Smith lembra o que era atual na Arquitetura, de então: o movimento internacional do neopalladianismo.
Um movimento, surgido na Inglaterra no século XVIII, inspirado pelas obras e teorias do arquiteto italiano Andrea Palladio.
E que se caracterizava pela simetria e pela proporção e uso de elementos clássicos da arquitetura romana e grega.
Segundo Smith, o chamado “italianismo de Landi” era produto deste movimento que figuraria em cada uma das obras do arquiteto italiano, em Belém.
Especialmente, no templo de Sant’Ana, no interior das Mercês e na fachada posterior do Palácio dos Governadores.
Onde havia íntimas semelhanças com vários monumentos das colônias britânicas das décadas anteriores à revolução de 1776.
Assim como, com os edifícios públicos de Havana e de Santiago do Chile, do fim do século XVIII.
Outra referência para a execução de obras, em Belém, Landi tinha dentro da arquitetura portuguesa, da época, no chamado estilo pombalino.
O historiador de arte francês, Germain Bazin, autor “A Arquitetura Religiosa Barroca no Brasil”, define o estilo pombalino como “uma regulamentação neoclássica do rococó”.

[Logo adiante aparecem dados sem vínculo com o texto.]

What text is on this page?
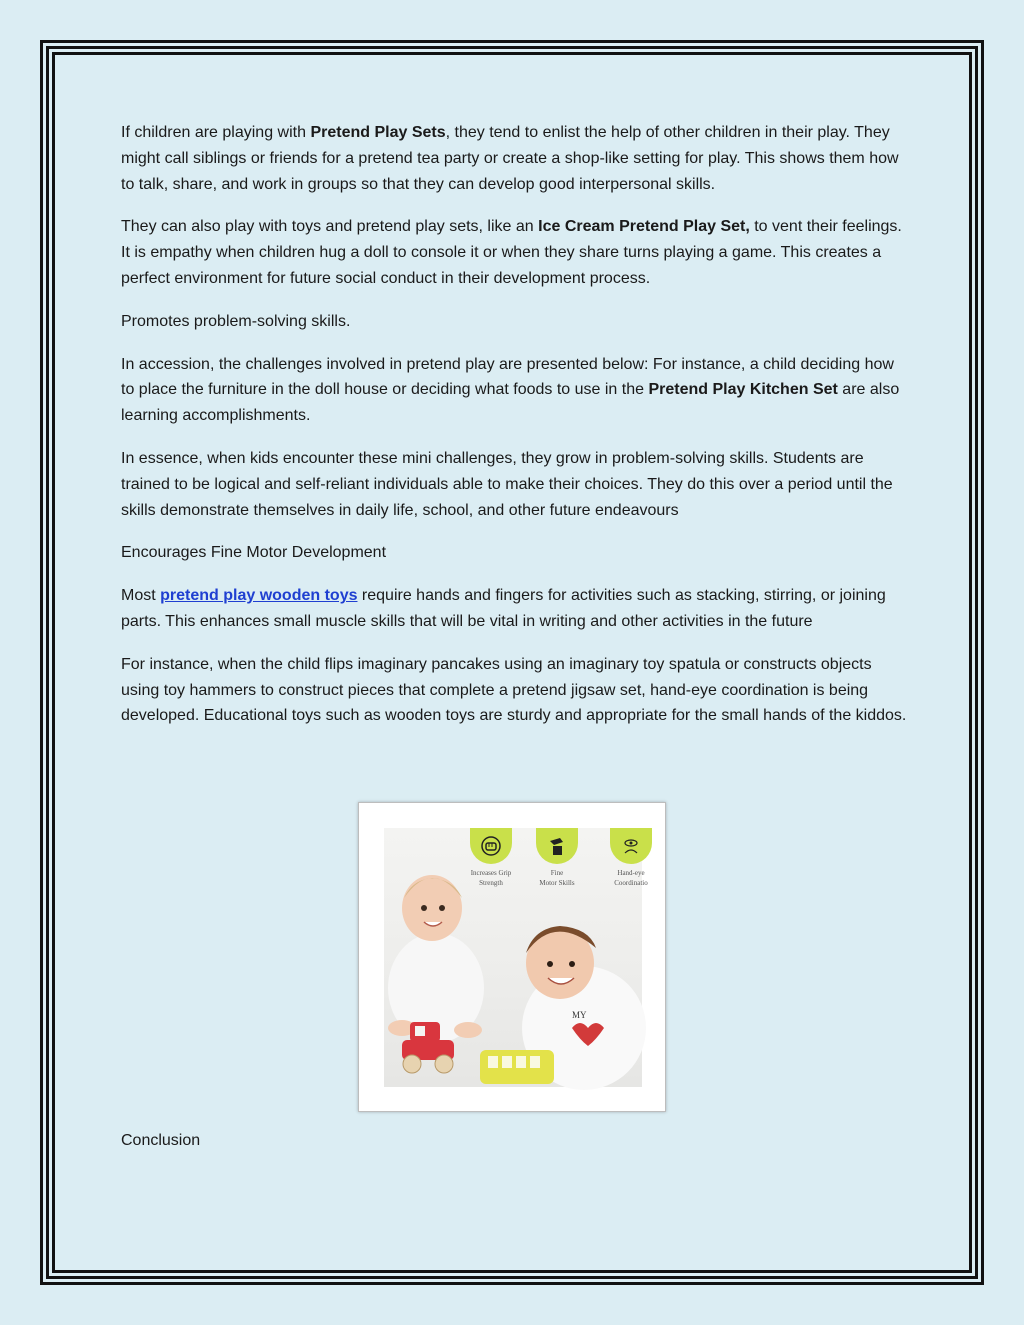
If children are playing with Pretend Play Sets, they tend to enlist the help of other children in their play. They might call siblings or friends for a pretend tea party or create a shop-like setting for play. This shows them how to talk, share, and work in groups so that they can develop good interpersonal skills.

They can also play with toys and pretend play sets, like an Ice Cream Pretend Play Set, to vent their feelings. It is empathy when children hug a doll to console it or when they share turns playing a game. This creates a perfect environment for future social conduct in their development process.

Promotes problem-solving skills.

In accession, the challenges involved in pretend play are presented below: For instance, a child deciding how to place the furniture in the doll house or deciding what foods to use in the Pretend Play Kitchen Set are also learning accomplishments.

In essence, when kids encounter these mini challenges, they grow in problem-solving skills. Students are trained to be logical and self-reliant individuals able to make their choices. They do this over a period until the skills demonstrate themselves in daily life, school, and other future endeavours

Encourages Fine Motor Development

Most pretend play wooden toys require hands and fingers for activities such as stacking, stirring, or joining parts. This enhances small muscle skills that will be vital in writing and other activities in the future

For instance, when the child flips imaginary pancakes using an imaginary toy spatula or constructs objects using toy hammers to construct pieces that complete a pretend jigsaw set, hand-eye coordination is being developed. Educational toys such as wooden toys are sturdy and appropriate for the small hands of the kiddos.

Increases Grip
Strength
Fine
Motor Skills
Hand-eye
Coordinatio
MY
Conclusion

Isto é, o estilo pombalino mostraria uma preocupação com a sobriedade e a simplicidade, numa corrente estética, como a do rococó, caracterizada pelo excesso de curvas caprichosas e pela profusão de elementos decorativos.
Para Bazin, o estilo pombalino se traduzia por uma ênfase nos elementos que acentuam as estruturas, reduzindo a decoração ao conjunto de molduras de uma construção,amodinatura,e, à aplicação de somente alguns adornos com formas de conchas.
De acordo com este historiador de arte francês, as obras arquitetônicas de Landi em Belém, junto com construções que surgiriam, depois, no Rio de Janeiro, eram as que mais estavam “de acordo com o estilo vigente em Lisboa, sob a autoridade implacável de Pombal”.
Diz ainda Bazin:
“As relações entre os edifícios de Belém e de Portugal são, aliás, tão estreitas que alguns elementos da decoração são de lioz”.
Que Landi, um profissional com formação obtida na Itália, fosse capaz de reproduzir elementos daquele estilo arquitetônico nos seus trabalhos, é algo, afirma Bazin, demonstrativo de sua “flexibilidade de espírito”.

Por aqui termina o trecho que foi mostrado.